Extraterrestri e nuovo era ET non è più tra noi

Gen 16th, 2017 | Di cc | Categoria: Spettacoli e Cultura

Spielberg ha consegnato alle generazioni future un extraterrestre buono, indifeso, amico di un bambino. Era un altro mondo, erano altri sentimenti, era il mondo di ET. La fantascienza cambia, è cambiata e si è evoluta col passare degli anni, gli alieni sono diventati cattivi e pericolosi, a tratti migliori degli umani, ancora più evoluti ed intelligenti non sempre minacce ma forse superiori per intelligenza e nell’ottica universalista di un cosmo che va verso il declino e la rinascita.

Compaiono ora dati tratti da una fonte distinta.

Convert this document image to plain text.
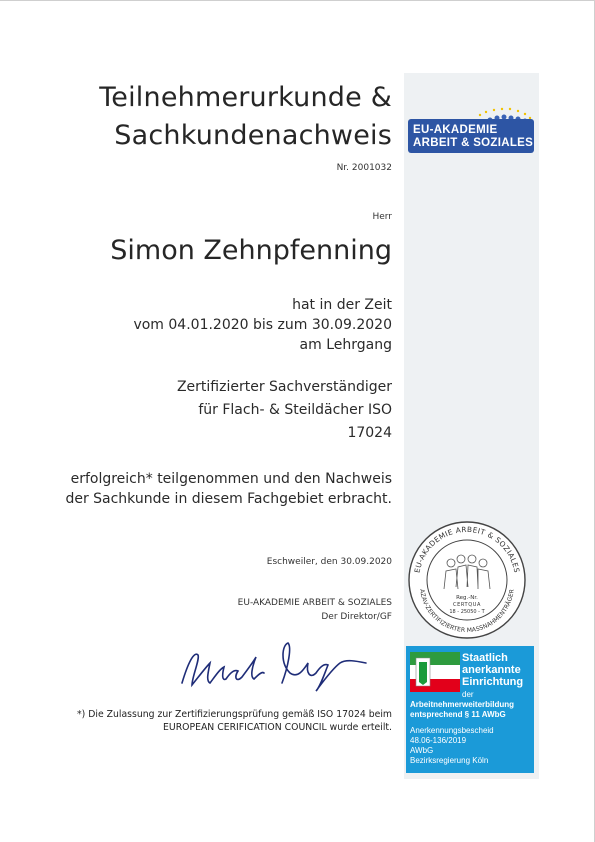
Teilnehmerurkunde &
Sachkundenachweis
Nr. 2001032
Herr
Simon Zehnpfenning
hat in der Zeit
vom 04.01.2020 bis zum 30.09.2020
am Lehrgang
Zertifizierter Sachverständiger
für Flach- & Steildächer ISO
17024
erfolgreich* teilgenommen und den Nachweis
der Sachkunde in diesem Fachgebiet erbracht.
Eschweiler, den 30.09.2020
EU-AKADEMIE ARBEIT & SOZIALES
Der Direktor/GF
*) Die Zulassung zur Zertifizierungsprüfung gemäß ISO 17024 beim
EUROPEAN CERIFICATION COUNCIL wurde erteilt.
EU-AKADEMIE
ARBEIT & SOZIALES
EU-AKADEMIE ARBEIT & SOZIALES
AZAV-ZERTIFIZIERTER MASSNAHMENTRÄGER
Reg.-Nr.
CERTQUA
18 - 25050 - T
Staatlich
anerkannte
Einrichtung
der
Arbeitnehmerweiterbildung
entsprechend § 11 AWbG
Anerkennungsbescheid
48.06-136/2019
AWbG
Bezirksregierung Köln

E’ in arrivo nelle sale cinematografiche ( chi scrive ha avuto il privilegio di vederlo in anteprima),gli alieni sono sulla terra, sono comparse 12 astronavi  in 12 punti della Terra, gli stati che le ospitano si stanno mobilitando per capire cosa siano venuti a fare. Si può entrare dentro solo per un periodo limitato ogni tot ore, poi tutti i più grandi scienziati del mondo si confrontano in videoconferenza, almeno fino a che gli stati rimangono d’accordo nel non intervenire. Perché, come ci insegna la storia del cinema, gli alieni significano invasione.

Il film segue la protagonista, una linguista, rintracciata dalla Cia che ha il compito di comunicare con gli invasori(?) ed utilizzare la loro lingua che all’udito è un miscuglio di suoni informi, non sappiamo niente di niente e lei deve trovare un modo di impararla o fargli imparare la nostra.

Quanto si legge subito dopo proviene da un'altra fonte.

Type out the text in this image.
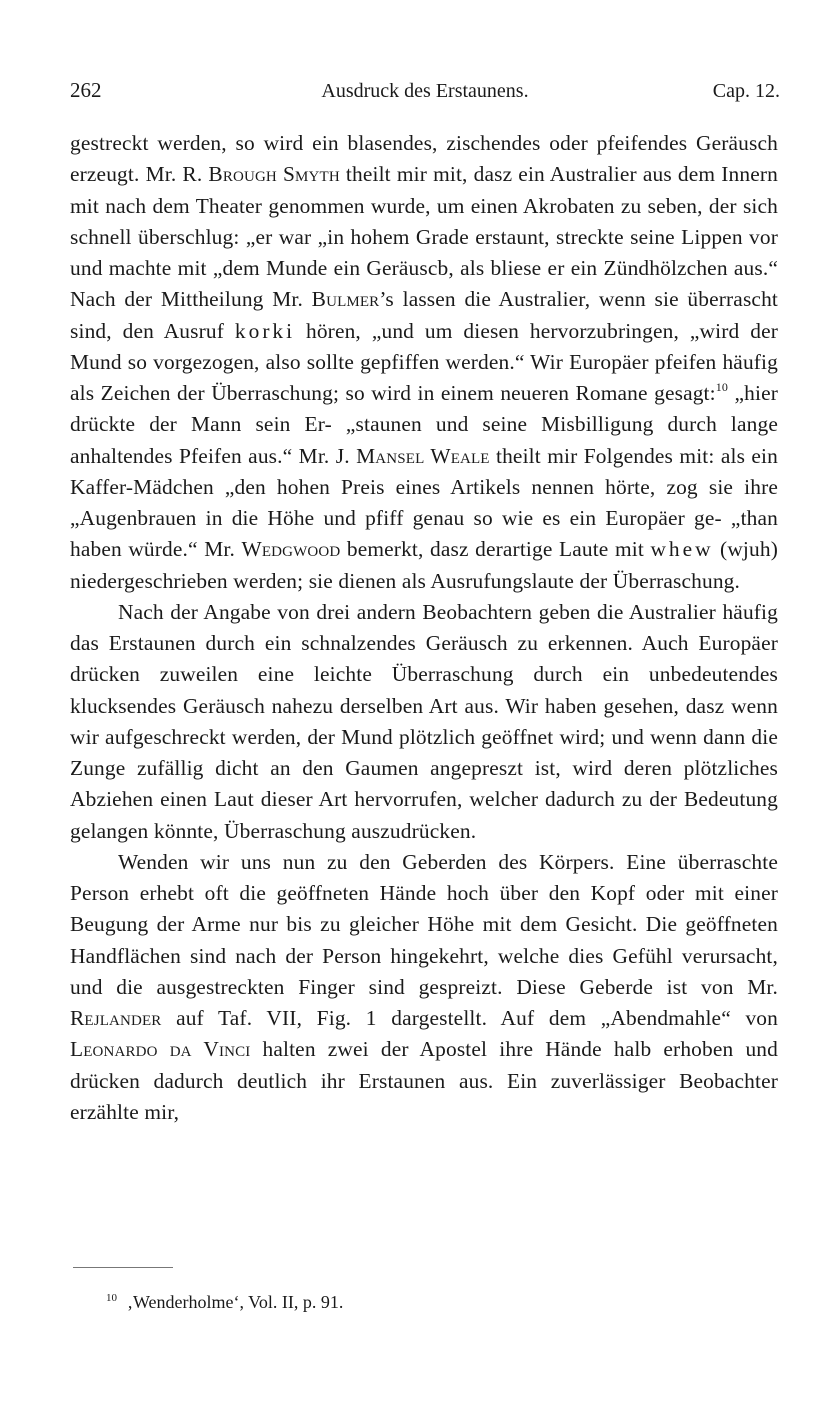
262	Ausdruck des Erstaunens.	Cap. 12.

gestreckt werden, so wird ein blasendes, zischendes oder pfeifendes Geräusch erzeugt. Mr. R. Brough Smyth theilt mir mit, dasz ein Australier aus dem Innern mit nach dem Theater genommen wurde, um einen Akrobaten zu seben, der sich schnell überschlug: „er war „in hohem Grade erstaunt, streckte seine Lippen vor und machte mit „dem Munde ein Geräuscb, als bliese er ein Zündhölzchen aus.“ Nach der Mittheilung Mr. Bulmer’s lassen die Australier, wenn sie überrascht sind, den Ausruf korki hören, „und um diesen hervorzubringen, „wird der Mund so vorgezogen, also sollte gepfiffen werden.“ Wir Europäer pfeifen häufig als Zeichen der Überraschung; so wird in einem neueren Romane gesagt:$^{10}$ „hier drückte der Mann sein Er- „staunen und seine Misbilligung durch lange anhaltendes Pfeifen aus.“ Mr. J. Mansel Weale theilt mir Folgendes mit: als ein Kaffer-Mädchen „den hohen Preis eines Artikels nennen hörte, zog sie ihre „Augenbrauen in die Höhe und pfiff genau so wie es ein Europäer ge- „than haben würde.“ Mr. Wedgwood bemerkt, dasz derartige Laute mit whew (wjuh) niedergeschrieben werden; sie dienen als Ausrufungslaute der Überraschung.

Nach der Angabe von drei andern Beobachtern geben die Australier häufig das Erstaunen durch ein schnalzendes Geräusch zu erkennen. Auch Europäer drücken zuweilen eine leichte Überraschung durch ein unbedeutendes klucksendes Geräusch nahezu derselben Art aus. Wir haben gesehen, dasz wenn wir aufgeschreckt werden, der Mund plötzlich geöffnet wird; und wenn dann die Zunge zufällig dicht an den Gaumen angepreszt ist, wird deren plötzliches Abziehen einen Laut dieser Art hervorrufen, welcher dadurch zu der Bedeutung gelangen könnte, Überraschung auszudrücken.

Wenden wir uns nun zu den Geberden des Körpers. Eine überraschte Person erhebt oft die geöffneten Hände hoch über den Kopf oder mit einer Beugung der Arme nur bis zu gleicher Höhe mit dem Gesicht. Die geöffneten Handflächen sind nach der Person hingekehrt, welche dies Gefühl verursacht, und die ausgestreckten Finger sind gespreizt. Diese Geberde ist von Mr. Rejlander auf Taf. VII, Fig. 1 dargestellt. Auf dem „Abendmahle“ von Leonardo da Vinci halten zwei der Apostel ihre Hände halb erhoben und drücken dadurch deutlich ihr Erstaunen aus. Ein zuverlässiger Beobachter erzählte mir,

$^{10}$ ‚Wenderholme‘, Vol. II, p. 91.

Siamo nel pieno di un mutamento profondo della fantascienza al cinema. Da che era un genere avventuroso oppure filosofico, negli ultimi anni sta diventando qualcos’altro, gli eroi non sono più avventurieri ma scienziati (e non scienziati/avventurieri) in film che si appassionano e fanno appassionare all’esplorazione e alla comprensione dell’ignoto. Che da queste premesse apparentemente noiose siano nate opere come The Martian o Interstellar (e per certi versi Gravity) sembra un miracolo. Arrival è assolutamente in questa scia, non disdegna di giocare nel medesimo campo di Interstellar (ci sono anche dei legami familiari di mezzo) ma grazie al cielo ha regole tutte sue.

“Arrival” è un film sulla difficoltà nel comprendere gli altri e quanto paura ci metta ciò che non capiamo. Uno in cui l’arma dell’eroe non è il suo ardore ma la sua testa, la maniera in cui è meno spaventato degli altri perché possiede più conoscenza degli altri.

E’ un film sulla incomunicabilità e sulla  scoperta del diverso, un film umano e carico di aspettative un film senza paura che riporta alla memoria le descrizioni di stupore dei primi esploratori delle “nuove terre”.

Il film ha una virtù tutta sua, una capacità di commuovere con l’approccio scientifico rigoroso (come si impara una lingua da zero senza avere un terreno comune di comunicazione?) Se si è un po’ appassionati del genere, se si ha una certa fascinazione per la conoscenza, è difficile che non vengano gli occhi lucidi nella bellissima scena in cui Amy Adams ha l’idea di non passare per linguaggio orale ma di optare per la scrittura e la prima cosa che scrive sulla lavagnetta, il primo messaggio in assoluto, è UMANA riferito a sè, e lo fa con uno sguardo carico di eccitazione e paura palpabili.

Esseri umani nella loro interezza alieni per gli alieni, estranei per se stessi.